Scotch Reform To L d Grenville

Resolut.6

Jury

Trial by Jury is Trial with Lawyers: love[?] of Juries, love[?] of Jus.

My Lord, with submission, the most unexceptionable part of the Resolution is the exception at the end of it: "except in such cases as it shall be found proper to except from this rule."

My Lord, in the mouths of the learned adorers /amators// enamorator/ of Jury Trial, it has not been /in general at least/ my fortune to observe any exceptions made: neither in favour of these cases in which they might give it if they would /might have given it, but would not,/ nor in favour of them in which they could not give it, if they would ever [...?], excepting only what is excepted, viz: the privilege of paying them their fees for it, without having it.

This latter class of cases, my Lord, is not a scanty one: Take for example, what, if the Newspaper is correct I see happened but t'other day: in one Court in the day light causes, all of them special[?] Jury causes, all sent off to arbitration - not one of them tried. Why not tried? - because in its own nature physically incapable of being tried - the Jury incapable of sitting to hear them out without separating, and so ceasing to be a Jury.

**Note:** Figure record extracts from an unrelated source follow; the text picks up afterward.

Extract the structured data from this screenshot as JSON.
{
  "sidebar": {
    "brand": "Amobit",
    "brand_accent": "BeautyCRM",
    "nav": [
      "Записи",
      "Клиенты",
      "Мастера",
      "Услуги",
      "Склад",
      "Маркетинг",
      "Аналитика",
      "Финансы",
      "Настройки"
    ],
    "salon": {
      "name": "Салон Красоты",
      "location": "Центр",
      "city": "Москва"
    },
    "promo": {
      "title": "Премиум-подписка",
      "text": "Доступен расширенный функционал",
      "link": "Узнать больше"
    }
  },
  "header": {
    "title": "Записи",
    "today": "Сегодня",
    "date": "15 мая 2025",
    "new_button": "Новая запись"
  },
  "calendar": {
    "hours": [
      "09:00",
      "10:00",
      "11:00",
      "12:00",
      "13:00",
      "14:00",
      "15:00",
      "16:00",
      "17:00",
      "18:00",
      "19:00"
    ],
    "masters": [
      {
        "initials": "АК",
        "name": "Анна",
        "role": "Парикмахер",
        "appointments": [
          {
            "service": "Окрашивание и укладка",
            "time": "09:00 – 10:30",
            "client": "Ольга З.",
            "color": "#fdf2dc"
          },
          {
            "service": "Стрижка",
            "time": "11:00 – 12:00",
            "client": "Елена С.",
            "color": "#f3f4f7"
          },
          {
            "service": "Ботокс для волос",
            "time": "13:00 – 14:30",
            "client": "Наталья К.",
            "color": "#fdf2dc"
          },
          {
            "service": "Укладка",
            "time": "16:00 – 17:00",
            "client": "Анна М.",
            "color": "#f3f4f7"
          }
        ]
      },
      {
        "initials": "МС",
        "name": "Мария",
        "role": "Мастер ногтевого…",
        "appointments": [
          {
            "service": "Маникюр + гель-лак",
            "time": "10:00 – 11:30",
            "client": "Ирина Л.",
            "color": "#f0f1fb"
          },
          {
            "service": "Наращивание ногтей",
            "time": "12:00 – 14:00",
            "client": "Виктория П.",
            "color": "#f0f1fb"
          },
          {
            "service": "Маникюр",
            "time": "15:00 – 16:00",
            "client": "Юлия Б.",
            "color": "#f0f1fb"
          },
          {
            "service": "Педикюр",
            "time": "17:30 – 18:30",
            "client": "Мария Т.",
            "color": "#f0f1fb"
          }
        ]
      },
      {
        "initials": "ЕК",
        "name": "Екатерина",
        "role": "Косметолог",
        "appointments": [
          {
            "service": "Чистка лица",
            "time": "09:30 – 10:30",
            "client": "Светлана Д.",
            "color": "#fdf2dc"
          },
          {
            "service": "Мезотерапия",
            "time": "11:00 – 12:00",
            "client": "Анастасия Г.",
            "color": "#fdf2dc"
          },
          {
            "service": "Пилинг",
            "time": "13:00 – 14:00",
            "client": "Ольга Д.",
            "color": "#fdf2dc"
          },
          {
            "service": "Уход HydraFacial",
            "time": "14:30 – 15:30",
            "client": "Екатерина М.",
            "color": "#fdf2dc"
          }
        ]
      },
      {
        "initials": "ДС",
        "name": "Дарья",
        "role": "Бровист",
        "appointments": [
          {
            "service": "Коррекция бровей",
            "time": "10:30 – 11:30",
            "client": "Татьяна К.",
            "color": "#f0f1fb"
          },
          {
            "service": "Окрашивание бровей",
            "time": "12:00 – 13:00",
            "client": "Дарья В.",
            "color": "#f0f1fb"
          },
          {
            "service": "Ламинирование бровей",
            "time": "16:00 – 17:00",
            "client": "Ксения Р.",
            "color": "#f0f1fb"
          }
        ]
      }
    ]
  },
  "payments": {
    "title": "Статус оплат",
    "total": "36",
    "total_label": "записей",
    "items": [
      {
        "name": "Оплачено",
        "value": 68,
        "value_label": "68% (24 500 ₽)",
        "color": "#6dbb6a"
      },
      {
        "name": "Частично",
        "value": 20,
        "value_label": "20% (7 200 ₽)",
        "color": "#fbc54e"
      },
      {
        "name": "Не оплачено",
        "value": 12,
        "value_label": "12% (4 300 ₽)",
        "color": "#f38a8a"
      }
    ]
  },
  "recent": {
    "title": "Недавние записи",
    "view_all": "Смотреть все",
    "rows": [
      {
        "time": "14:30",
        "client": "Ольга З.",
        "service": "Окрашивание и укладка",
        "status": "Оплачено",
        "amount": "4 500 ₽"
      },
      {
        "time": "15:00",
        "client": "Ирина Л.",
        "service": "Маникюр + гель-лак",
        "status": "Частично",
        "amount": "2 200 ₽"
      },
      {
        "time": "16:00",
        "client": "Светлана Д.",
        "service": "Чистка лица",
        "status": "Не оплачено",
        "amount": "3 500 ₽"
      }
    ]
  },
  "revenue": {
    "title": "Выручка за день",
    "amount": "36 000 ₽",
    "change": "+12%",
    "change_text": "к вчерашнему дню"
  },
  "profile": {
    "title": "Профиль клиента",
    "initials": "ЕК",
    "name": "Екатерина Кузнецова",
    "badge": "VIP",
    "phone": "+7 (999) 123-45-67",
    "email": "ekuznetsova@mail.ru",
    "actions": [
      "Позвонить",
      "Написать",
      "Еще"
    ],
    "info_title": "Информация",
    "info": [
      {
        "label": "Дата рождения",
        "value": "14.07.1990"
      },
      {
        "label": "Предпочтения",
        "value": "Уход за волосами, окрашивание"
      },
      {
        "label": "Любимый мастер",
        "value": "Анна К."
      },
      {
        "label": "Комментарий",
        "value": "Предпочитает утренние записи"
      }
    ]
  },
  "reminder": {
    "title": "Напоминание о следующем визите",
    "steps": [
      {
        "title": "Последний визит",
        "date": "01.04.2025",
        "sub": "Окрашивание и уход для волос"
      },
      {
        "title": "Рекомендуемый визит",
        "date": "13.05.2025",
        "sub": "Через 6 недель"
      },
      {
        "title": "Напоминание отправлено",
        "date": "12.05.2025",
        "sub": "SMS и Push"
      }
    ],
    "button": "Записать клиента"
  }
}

Where a suit comes to be to a certain degree complex trying it as a suit /cause/ ought to be tried, or else trying it at all becomes physically impossible, /of this description for example are a considerable part of the causes which come before an English Court of Equity./ but I will not attempt to detain your Lordship on this subject any longer if the circumstances which may conspire to place a cause in this predicament I have given a synoptic /simultaneous[?]/ view in a Table.

I won't try this cause: Do you think I will try such a cause as this? How often have I not heard this said, and said with propriety, by Lord Mansfield!